Technology entrepreneur Joseph Vargas-Stern is found dead in his parents’ home two weeks before the company he founded and leads, Disrupt Devices, releases an undetectable recording device. Berkeley Detective Samson Hayes searches for the killer and immediately finds himself in conflict not only with an obstructionist Chief of Police and City Hall but also with Joseph's many enemies—civil liberties groups, West Berkeley drug gangs, technology monopolies, and white shoe lawyers. Samson's dogged quest will upend billions of dollars of paper wealth, endanger more lives, and reveal truths desperately kept in the dark.
Raphael Chayim Rosen is the author of the book Pedestal: What Makes American Democracy Stable And Why Your Everyday Thoughts, Words & Actions Determine Its Success and the substack, Lady Liberty’s Pedestal, exploring the political culture, customs, and norms that make American democracy stable.

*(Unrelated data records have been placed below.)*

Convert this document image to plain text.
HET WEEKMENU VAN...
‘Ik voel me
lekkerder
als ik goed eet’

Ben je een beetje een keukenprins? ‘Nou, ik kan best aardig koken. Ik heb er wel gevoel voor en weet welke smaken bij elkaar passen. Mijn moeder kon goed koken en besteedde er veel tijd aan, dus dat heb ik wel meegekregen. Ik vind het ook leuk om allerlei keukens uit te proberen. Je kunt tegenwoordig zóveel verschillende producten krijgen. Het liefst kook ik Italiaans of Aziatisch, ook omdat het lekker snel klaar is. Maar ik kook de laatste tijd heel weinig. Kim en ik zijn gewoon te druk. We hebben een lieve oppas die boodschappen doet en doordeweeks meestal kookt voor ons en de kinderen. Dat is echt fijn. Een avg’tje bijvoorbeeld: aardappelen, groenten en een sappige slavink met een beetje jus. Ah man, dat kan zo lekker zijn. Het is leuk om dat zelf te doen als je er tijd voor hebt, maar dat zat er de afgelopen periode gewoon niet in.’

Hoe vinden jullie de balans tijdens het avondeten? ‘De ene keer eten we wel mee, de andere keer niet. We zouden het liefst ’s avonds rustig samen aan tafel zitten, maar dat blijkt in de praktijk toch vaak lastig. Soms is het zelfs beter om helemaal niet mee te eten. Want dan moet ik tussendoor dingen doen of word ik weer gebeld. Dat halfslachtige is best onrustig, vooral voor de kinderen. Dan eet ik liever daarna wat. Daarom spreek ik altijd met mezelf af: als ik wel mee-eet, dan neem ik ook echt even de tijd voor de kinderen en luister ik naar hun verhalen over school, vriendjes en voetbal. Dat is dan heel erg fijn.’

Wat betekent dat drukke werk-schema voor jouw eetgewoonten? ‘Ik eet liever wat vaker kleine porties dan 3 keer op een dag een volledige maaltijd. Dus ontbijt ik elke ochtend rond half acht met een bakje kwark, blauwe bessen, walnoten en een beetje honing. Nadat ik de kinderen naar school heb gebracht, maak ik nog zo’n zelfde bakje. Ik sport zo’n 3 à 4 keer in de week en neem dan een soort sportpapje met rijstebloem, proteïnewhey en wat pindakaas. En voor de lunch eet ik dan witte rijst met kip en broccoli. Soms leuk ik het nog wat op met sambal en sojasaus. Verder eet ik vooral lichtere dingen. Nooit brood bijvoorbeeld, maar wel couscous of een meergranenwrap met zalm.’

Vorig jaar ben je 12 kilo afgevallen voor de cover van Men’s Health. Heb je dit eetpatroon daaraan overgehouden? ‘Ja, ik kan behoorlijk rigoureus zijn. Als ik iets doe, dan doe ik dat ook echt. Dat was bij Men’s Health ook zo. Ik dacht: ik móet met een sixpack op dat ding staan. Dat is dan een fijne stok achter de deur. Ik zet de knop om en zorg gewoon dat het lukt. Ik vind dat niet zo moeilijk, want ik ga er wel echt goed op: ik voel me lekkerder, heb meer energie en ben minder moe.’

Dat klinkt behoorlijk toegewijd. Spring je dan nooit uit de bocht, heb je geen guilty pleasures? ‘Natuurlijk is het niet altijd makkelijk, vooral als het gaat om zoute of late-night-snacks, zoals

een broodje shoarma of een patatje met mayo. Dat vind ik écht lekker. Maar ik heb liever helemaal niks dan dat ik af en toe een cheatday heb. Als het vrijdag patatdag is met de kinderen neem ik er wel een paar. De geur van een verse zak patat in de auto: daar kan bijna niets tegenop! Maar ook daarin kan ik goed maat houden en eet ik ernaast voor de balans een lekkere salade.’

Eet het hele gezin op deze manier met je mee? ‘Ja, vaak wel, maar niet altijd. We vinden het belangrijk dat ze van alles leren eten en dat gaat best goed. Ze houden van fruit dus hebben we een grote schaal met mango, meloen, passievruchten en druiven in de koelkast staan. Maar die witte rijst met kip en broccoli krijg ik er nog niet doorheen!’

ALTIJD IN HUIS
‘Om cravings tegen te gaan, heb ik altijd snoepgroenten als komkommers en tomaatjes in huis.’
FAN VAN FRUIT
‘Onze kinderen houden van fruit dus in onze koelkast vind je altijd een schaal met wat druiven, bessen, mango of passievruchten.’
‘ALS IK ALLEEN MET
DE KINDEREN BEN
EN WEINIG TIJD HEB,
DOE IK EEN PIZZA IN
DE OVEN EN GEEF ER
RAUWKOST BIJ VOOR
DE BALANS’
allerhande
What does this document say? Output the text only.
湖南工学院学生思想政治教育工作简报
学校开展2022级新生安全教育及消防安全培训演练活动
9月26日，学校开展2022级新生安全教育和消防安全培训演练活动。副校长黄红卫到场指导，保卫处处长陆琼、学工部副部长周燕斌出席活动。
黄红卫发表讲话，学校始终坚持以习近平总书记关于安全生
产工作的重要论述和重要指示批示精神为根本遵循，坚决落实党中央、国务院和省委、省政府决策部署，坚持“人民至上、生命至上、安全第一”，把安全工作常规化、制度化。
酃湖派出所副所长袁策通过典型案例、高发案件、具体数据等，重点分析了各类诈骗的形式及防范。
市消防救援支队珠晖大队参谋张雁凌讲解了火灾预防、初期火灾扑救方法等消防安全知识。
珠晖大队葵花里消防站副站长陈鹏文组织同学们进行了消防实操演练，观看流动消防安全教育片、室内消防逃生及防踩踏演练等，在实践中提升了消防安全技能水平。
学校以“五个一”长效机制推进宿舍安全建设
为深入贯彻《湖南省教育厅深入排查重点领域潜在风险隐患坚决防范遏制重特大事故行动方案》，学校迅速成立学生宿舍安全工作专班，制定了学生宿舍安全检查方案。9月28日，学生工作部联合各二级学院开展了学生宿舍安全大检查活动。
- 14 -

An award-winning scholar of history, philosophy, and physics trained at Harvard and Cambridge Universities, Rosen is also a novelist, patent-holding inventor, and one of Bloomberg’s Top 25 Social Entrepreneurs in America.
I bought the book because I was intrigued by the grade designation on Amazon — 3rd through 12th grade. A versatile mystery, that’s great, I thought, a Westing Game about start-ups, sounds promising!
Well, there are a lot of f* words and adult references to sex, including prostitution, so, not for a 3rd grader. That said, I am not sure all those adultifiers were that necessary; the plot, in the end of the day, is high tech / money crime, no direct relevance to sex, gang violence, prostitution, etc., so, I don’t know why the reader had to be dragged through all that.
Profanities aside, the plot itself was so-so, the resolution was not particularly elegant or insightful. The bad guy seems a bit naive, for such a big villain; lets himself get trapped.
I did not hear a special authorial voice that would help this story stand out, it read quite generic to me.